Personal accountability is an important skill for every business analyst to have because it ensures that their tasks are completed on time and to the expected quality standards.

Personal accountability helps establish trustworthiness by guaranteeing that the business analysis work meet the needs of the business.

Personal accountability includes successfully planning the business analysis work to achieve the enterprise’s goals and objectives, and ensure that they deliver on the required value.

It involves following up on leads and loose ends to fully satisfy the stakeholder’s needs.

Following through on and fully completing the business analysis tasks produces complete, accurate, and relevant solutions which should fulfill the business need.

The business analysts should also take responsibility for identifying risks and issues.

They also ensure that the decision makers have the right information needed to assess the solution’s impact.

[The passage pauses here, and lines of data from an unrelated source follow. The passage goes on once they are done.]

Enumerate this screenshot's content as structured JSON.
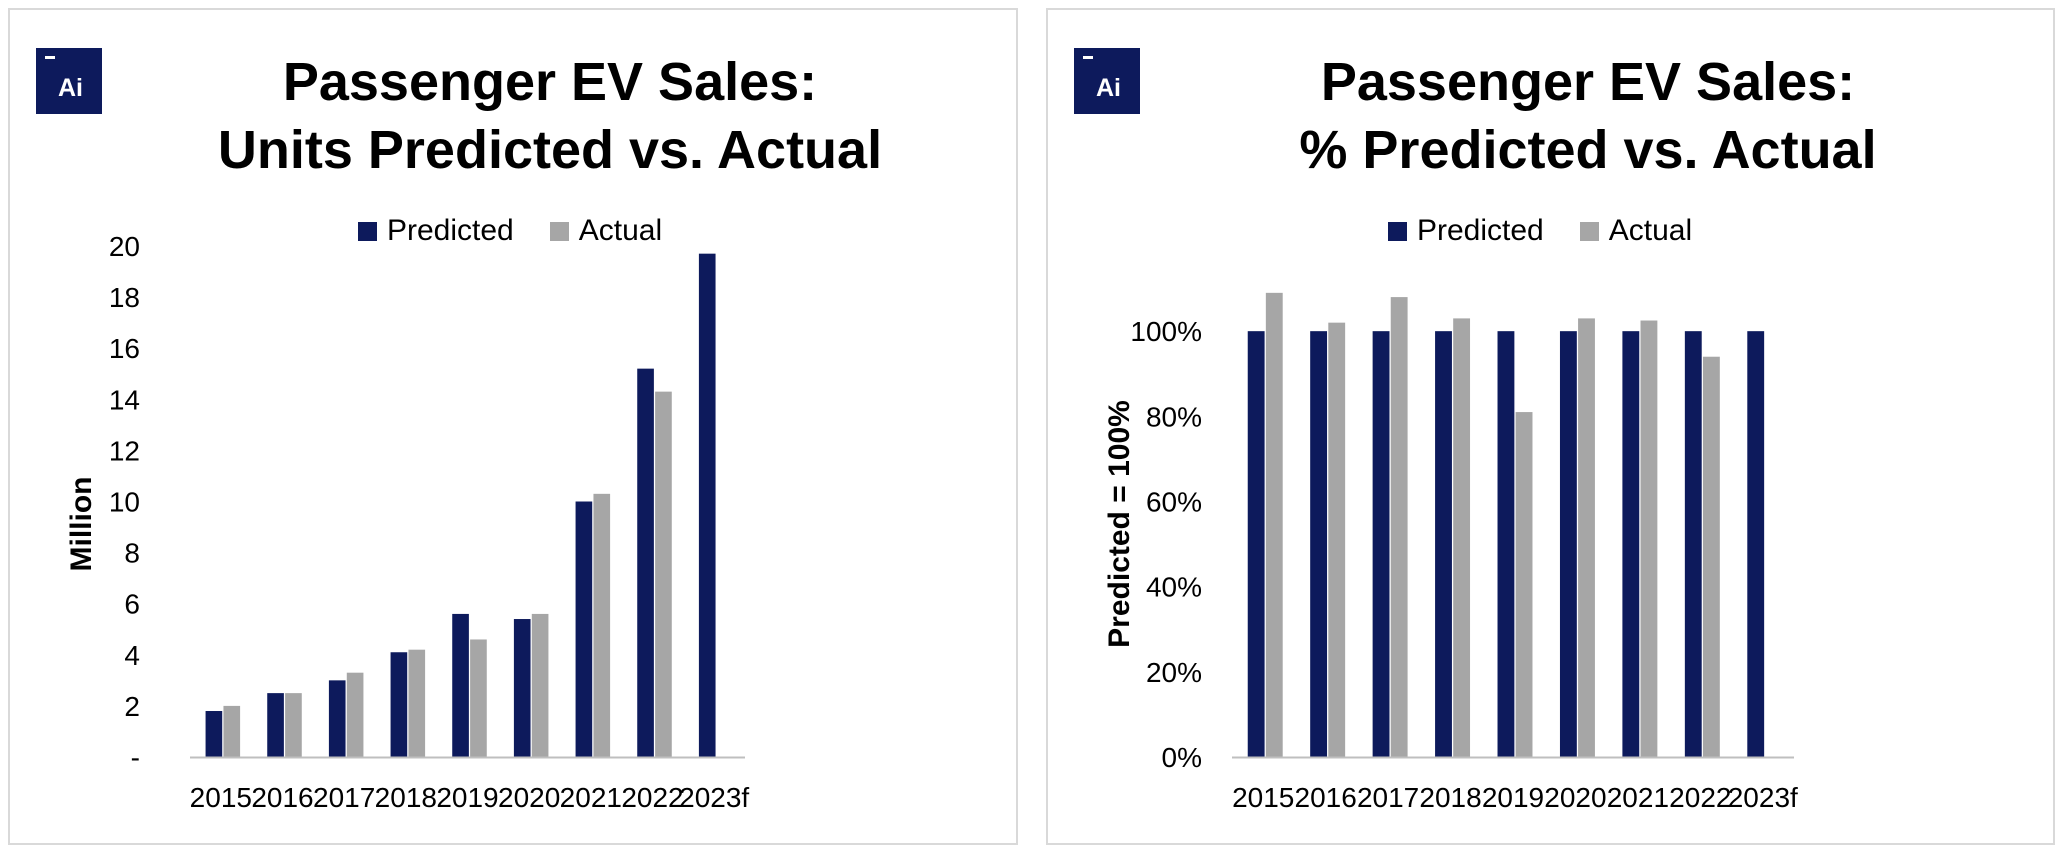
{
  "panels": [
    {
      "title_line1": "Passenger EV Sales:",
      "title_line2": "Units Predicted vs. Actual",
      "logo_text": "Ai",
      "ylabel": "Million",
      "legend": [
        "Predicted",
        "Actual"
      ]
    },
    {
      "title_line1": "Passenger EV Sales:",
      "title_line2": "% Predicted vs. Actual",
      "logo_text": "Ai",
      "ylabel": "Predicted = 100%",
      "legend": [
        "Predicted",
        "Actual"
      ]
    }
  ],
  "colors": {
    "predicted": "#0d1a5c",
    "actual": "#a6a6a6",
    "axis": "#bfbfbf",
    "logo": "#0d1a5c"
  },
  "chart_data": [
    {
      "type": "bar",
      "title": "Passenger EV Sales: Units Predicted vs. Actual",
      "xlabel": "",
      "ylabel": "Million",
      "categories": [
        "2015",
        "2016",
        "2017",
        "2018",
        "2019",
        "2020",
        "2021",
        "2022",
        "2023f"
      ],
      "series": [
        {
          "name": "Predicted",
          "values": [
            1.8,
            2.5,
            3.0,
            4.1,
            5.6,
            5.4,
            10.0,
            15.2,
            19.7
          ]
        },
        {
          "name": "Actual",
          "values": [
            2.0,
            2.5,
            3.3,
            4.2,
            4.6,
            5.6,
            10.3,
            14.3,
            null
          ]
        }
      ],
      "ylim": [
        0,
        20
      ],
      "yticks": [
        "-",
        "2",
        "4",
        "6",
        "8",
        "10",
        "12",
        "14",
        "16",
        "18",
        "20"
      ],
      "legend_position": "top-center",
      "grid": false
    },
    {
      "type": "bar",
      "title": "Passenger EV Sales: % Predicted vs. Actual",
      "xlabel": "",
      "ylabel": "Predicted = 100%",
      "categories": [
        "2015",
        "2016",
        "2017",
        "2018",
        "2019",
        "2020",
        "2021",
        "2022",
        "2023f"
      ],
      "series": [
        {
          "name": "Predicted",
          "values": [
            100,
            100,
            100,
            100,
            100,
            100,
            100,
            100,
            100
          ]
        },
        {
          "name": "Actual",
          "values": [
            109,
            102,
            108,
            103,
            81,
            103,
            102.5,
            94,
            null
          ]
        }
      ],
      "ylim": [
        0,
        120
      ],
      "yticks": [
        "0%",
        "20%",
        "40%",
        "60%",
        "80%",
        "100%"
      ],
      "legend_position": "top-center",
      "grid": false
    }
  ]
}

There are some measures of effective personal accountability which include the following:

  1. Ensure that the work effort is planned and easily communicated to the stakeholders.
  2. Ensure that the work is completed as planned or re-planned with logic and prior notice.
  3. The position of both planned and unplanned business analysis work is known.
  4. The stakeholders should discern that the business analyst’s work is organized.
  5. The risks and issues of the change is recognized and suitably acted on.
  6. That completely traceable requirements are delivered on time, and ensure that the stakeholder needs are met.